Is It Time to Retire “Retirement?"
Part 1: How the knowledge economy changes everything
Posted Aug 06, 2019
I turned 62 last week. That’s now the typical age when Americans retire, so naturally, I’ve been thinking, “Is it time for me to retire, too?”
I didn’t have to think long about the answer: Heck no! I love what I do. I’m mainly a research psychologist, but I’m also an editor, an expert witness, and a writer of everything from this blog to textbooks to papers in scientific journals. I love it all, and I’d like to think I’m still getting better at all of it. Why would I want to stop?
That said, after 30 years as a professor at various universities, recently I made a shift to more independent and self-directed work. That change allowed me to do more of what I love to do, especially writing and editing, and less of what I deeply disliked (faculty meetings).
My shift is actually pretty typical for this generation of Americans. More and more, “retirement” does not mean a complete end to work but a shift to a different kind of work that is more self-chosen and flexible. About 70% of Americans now take a bridge job in their sixties that requires fewer hours a week and is less demanding than their previous job. Even though the typical “retirement age” in the U.S. is 62, 31% of Americans are still working at ages 65-69, and this percentage is increasing rapidly.
All this makes me wonder if it even makes sense to use terms like “retirement” or “retirement age” any more. From a historical perspective, the idea of retirement hasn’t been around very long. For nearly all of human history, people have simply worked until they died, or until they couldn’t work anymore and had to be cared for by younger family members. Work was physically hard: mostly farm work, for thousands of years, then industrial work during the past two centuries. It wasn’t until recently that societies became wealthy enough to provide their citizens with a nationally-funded retirement pension. Germany was the first, in 1888, followed by the rest of Europe. The U.S. was late to the party, with Social Security starting in 1935.
Through most of the 20th century, if you worked on a farm or in a factory you were probably pretty broken down, physically, by the time your reached “retirement age” of 65—if you were lucky to live that long. However, toward the end of the 20th century, the U.S. and other developed countries began a rapid transformation from an industrial economy to a knowledge economy based mainly on information, technology, and services. This transformation has entirely changed the nature of work. Previously, the older you got, the worse you got, because work required physical strength and stamina that are sure to diminish with age. However, in the knowledge economy, it’s expertise that matters, the accumulation of knowledge and skills in a specific area. Expertise grows with age, so now you can keep getting better at what you do for a long time, certainly through your 60s for most people and even through the 70s for a lot of people.

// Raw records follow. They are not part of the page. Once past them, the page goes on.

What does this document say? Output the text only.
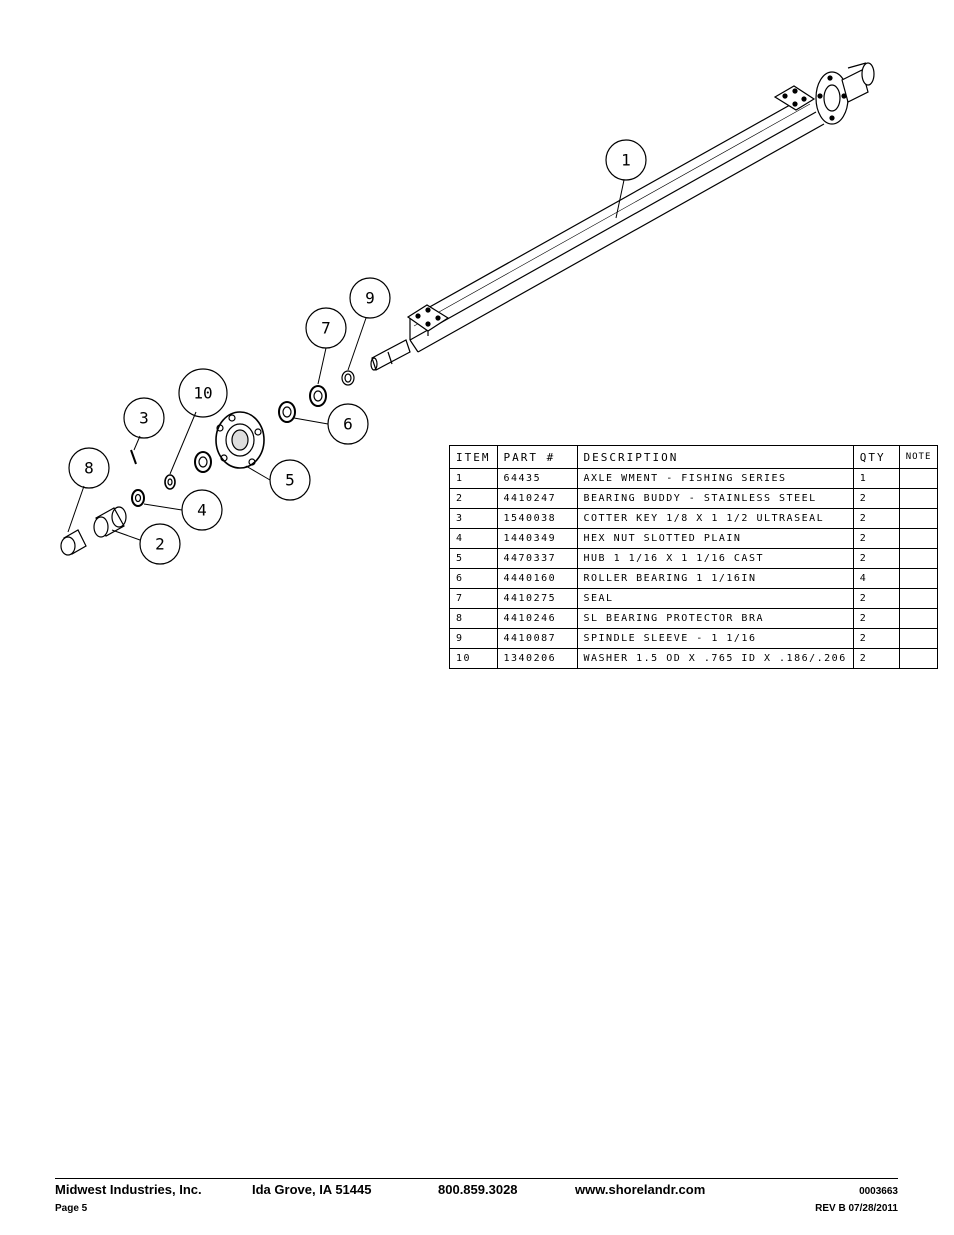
1
9
7
10
3	6
8
5
4
2
ITEM	PART #	DESCRIPTION	QTY	NOTE
1	64435	AXLE WMENT - FISHING SERIES	1	
2	4410247	BEARING BUDDY - STAINLESS STEEL	2	
3	1540038	COTTER KEY 1/8 X 1 1/2 ULTRASEAL	2	
4	1440349	HEX NUT SLOTTED PLAIN	2	
5	4470337	HUB 1 1/16 X 1 1/16 CAST	2	
6	4440160	ROLLER BEARING 1 1/16IN	4	
7	4410275	SEAL	2	
8	4410246	SL BEARING PROTECTOR BRA	2	
9	4410087	SPINDLE SLEEVE - 1 1/16	2	
10	1340206	WASHER 1.5 OD X .765 ID X .186/.206	2	
Midwest Industries, Inc.	Ida Grove, IA 51445	800.859.3028	www.shorelandr.com	0003663
Page 5	REV B 07/28/2011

The transition to a knowledge economy has happened fast, so we still haven’t entirely recognized it or grappled with its implications for how we think about work and “retirement.” Here are three possible implications to consider:
1. It makes no sense to expect or encourage people to retire at age 62, or even age 65. There are many reasons people leave the workforce, but certainly one of those reasons is that other people expect them to go, by the time they reach “typical retirement age.” But why would we want to chase away the people who have the most expertise in knowledge-economy jobs? Transitioning to a bridge job makes a lot more sense because older workers get to have more freedom and flexibility but their younger colleagues retain the benefits of their expertise.
2. Knowledge economy work will become more flexible and mobile than work has ever been before. Because work in the knowledge economy mainly involves the collection and analysis of information, much of it can be done anywhere at any time. That’s why we’re now seeing the rise of telecommuting and of digital nomads who live wherever they want as they contribute to the knowledge economy. As the current young generation of digital natives grows older, expect the number of digital nomads to grow and expect telecommuting to rise among workers over age 65.
3. The economic gap between less educated and more educated workers is likely to rise unless policy steps are taken. Inequality within American society has risen in recent decades along with the knowledge economy. That’s mainly because the most productive, well-paying work in the knowledge economy requires the kind of expertise that starts with extensive education and training. Americans certainly do not have equal access to high-quality education in childhood, nor to college or graduate school. So, bold public policies are needed to keep inequalities from growing with the further spread of the knowledge economy, including: ending local funding for schools (which ensures that the rich get richer and the poor get poorer with each generation), and making tertiary education (college or some other form of training) free and universally accessible.